Lo afferma egli stesso in un passaggio decisivo di questo suo excursus retrospettivo alla ricerca di una coerenza che è riuscito a mantenere nel tempo: “Nella fenomenologia concreta della società opera, infatti, una spinta parallela, anche se non convergente, fra la componente di fede religiosa e quella di primato della ragione, in un misterioso coabitare del cacciariano “lavoro dello spirito” (di ricerca, innovazione, sviluppo) e del religioso, silenzioso operare dello Spirito. Due cammini non alternativi, che si vanno configurando come i due paralleli assi di progressione dello sviluppo moderno”. Ricordo nitidamente i passaggi più significativi di questa descrizione nell’intervista che realizzai con Massimo Cacciari sul suo libro “Il lavoro dello spirito” e ne trovo piena conferma.

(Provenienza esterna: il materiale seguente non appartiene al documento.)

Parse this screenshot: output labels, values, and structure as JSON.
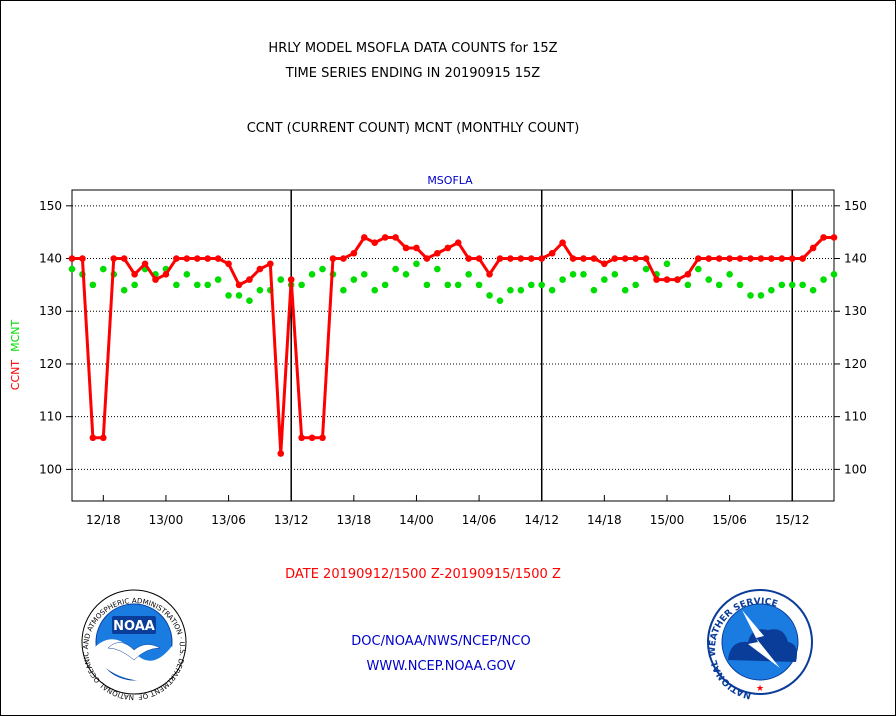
{
  "header": {
    "line1": "HRLY MODEL MSOFLA DATA COUNTS for 15Z",
    "line2": "TIME SERIES ENDING IN 20190915 15Z",
    "line3": "CCNT (CURRENT COUNT) MCNT (MONTHLY COUNT)"
  },
  "footer": {
    "date_range": "DATE 20190912/1500 Z-20190915/1500 Z",
    "org": "DOC/NOAA/NWS/NCEP/NCO",
    "url": "WWW.NCEP.NOAA.GOV"
  },
  "logos": {
    "noaa_text": "NOAA",
    "noaa_ring": "NATIONAL OCEANIC AND ATMOSPHERIC ADMINISTRATION · U.S. DEPARTMENT OF COMMERCE ·",
    "nws_ring": "NATIONAL WEATHER SERVICE"
  },
  "colors": {
    "ccnt": "#ff0000",
    "mcnt": "#00dd00",
    "title_blue": "#0000cc",
    "date_red": "#ff0000"
  },
  "chart_data": {
    "type": "line",
    "title": "MSOFLA",
    "ylabel_left": [
      "CCNT",
      "MCNT"
    ],
    "ylim": [
      94,
      153
    ],
    "yticks": [
      100,
      110,
      120,
      130,
      140,
      150
    ],
    "xlim": [
      0,
      73
    ],
    "xtick_positions": [
      3,
      9,
      15,
      21,
      27,
      33,
      39,
      45,
      51,
      57,
      63,
      69
    ],
    "xtick_labels": [
      "12/18",
      "13/00",
      "13/06",
      "13/12",
      "13/18",
      "14/00",
      "14/06",
      "14/12",
      "14/18",
      "15/00",
      "15/06",
      "15/12"
    ],
    "day_boundaries": [
      21,
      45,
      69
    ],
    "grid": true,
    "series": [
      {
        "name": "CCNT",
        "color": "#ff0000",
        "values": [
          140,
          140,
          106,
          106,
          140,
          140,
          137,
          139,
          136,
          137,
          140,
          140,
          140,
          140,
          140,
          139,
          135,
          136,
          138,
          139,
          103,
          136,
          106,
          106,
          106,
          140,
          140,
          141,
          144,
          143,
          144,
          144,
          142,
          142,
          140,
          141,
          142,
          143,
          140,
          140,
          137,
          140,
          140,
          140,
          140,
          140,
          141,
          143,
          140,
          140,
          140,
          139,
          140,
          140,
          140,
          140,
          136,
          136,
          136,
          137,
          140,
          140,
          140,
          140,
          140,
          140,
          140,
          140,
          140,
          140,
          140,
          142,
          144,
          144
        ]
      },
      {
        "name": "MCNT",
        "color": "#00dd00",
        "values": [
          138,
          137,
          135,
          138,
          137,
          134,
          135,
          138,
          137,
          138,
          135,
          137,
          135,
          135,
          136,
          133,
          133,
          132,
          134,
          134,
          136,
          135,
          135,
          137,
          138,
          137,
          134,
          136,
          137,
          134,
          135,
          138,
          137,
          139,
          135,
          138,
          135,
          135,
          137,
          135,
          133,
          132,
          134,
          134,
          135,
          135,
          134,
          136,
          137,
          137,
          134,
          136,
          137,
          134,
          135,
          138,
          137,
          139,
          136,
          135,
          138,
          136,
          135,
          137,
          135,
          133,
          133,
          134,
          135,
          135,
          135,
          134,
          136,
          137
        ]
      }
    ]
  }
}
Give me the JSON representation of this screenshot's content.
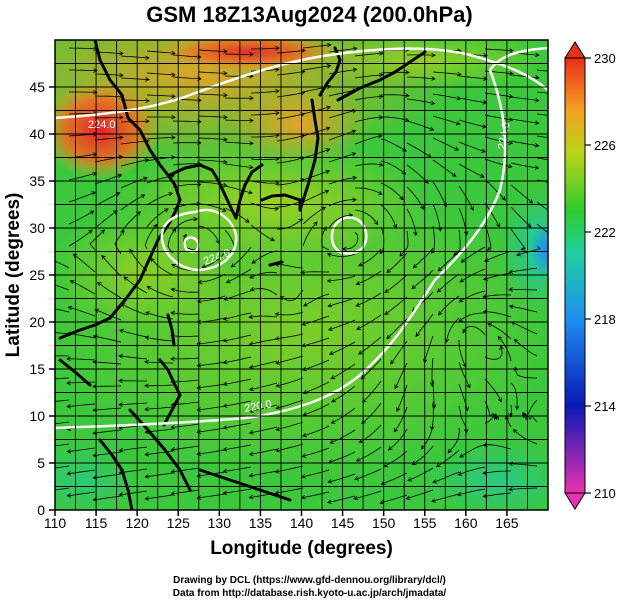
{
  "title": "GSM 18Z13Aug2024 (200.0hPa)",
  "map": {
    "xaxis": {
      "label": "Longitude (degrees)",
      "range": [
        110,
        170
      ],
      "ticks": [
        "110",
        "115",
        "120",
        "125",
        "130",
        "135",
        "140",
        "145",
        "150",
        "155",
        "160",
        "165"
      ]
    },
    "yaxis": {
      "label": "Latitude  (degrees)",
      "range": [
        0,
        50
      ],
      "ticks": [
        "0",
        "5",
        "10",
        "15",
        "20",
        "25",
        "30",
        "35",
        "40",
        "45"
      ]
    },
    "grid": true,
    "field": "temperature with streamlines and white contours",
    "contour_labels": [
      "224.0",
      "224.0",
      "224.0",
      "220.0"
    ]
  },
  "colorbar": {
    "ticks": [
      "210",
      "214",
      "218",
      "222",
      "226",
      "230"
    ],
    "range": [
      210,
      230
    ],
    "colors": [
      "#e832b0",
      "#0a18b5",
      "#1f8ff0",
      "#1ed0a0",
      "#2ecc2e",
      "#b8d418",
      "#f5a023",
      "#e82e16"
    ]
  },
  "credits": {
    "line1": "Drawing by DCL (https://www.gfd-dennou.org/library/dcl/)",
    "line2": "Data from http://database.rish.kyoto-u.ac.jp/arch/jmadata/"
  }
}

Si tratta di un silente lavorio sottotraccia che non è prerogativa della categoria degli intellettuali perché l’anima di una società complessa si forma nelle interrelazioni sociali palesi e nascoste, tra i fili d’erba di un grande prato dove brulica la vita, nelle consegne e nelle fratture generazionali, nelle incomprensioni latenti tra ‘paese legale’ e ‘paese reale’. Il De Rita che ci parla di “valorizzazione del quotidiano svolgimento della vita dei sempre più numerosi e consistenti soggetti sociali” è la stessa persona che – riannodando i fili di un’esistenza dedicata alla conoscenza, alla lettura e all’interpretazione di tutto ciò che ci circonda e ogni volta genera stupore e meraviglia, – tra localismi nascosti e derive plebiscitarie – descrive come tutto sia accompagnato dal “cammino dello spirito” che ci porta a scoprire la presenza di Dio nel mondo.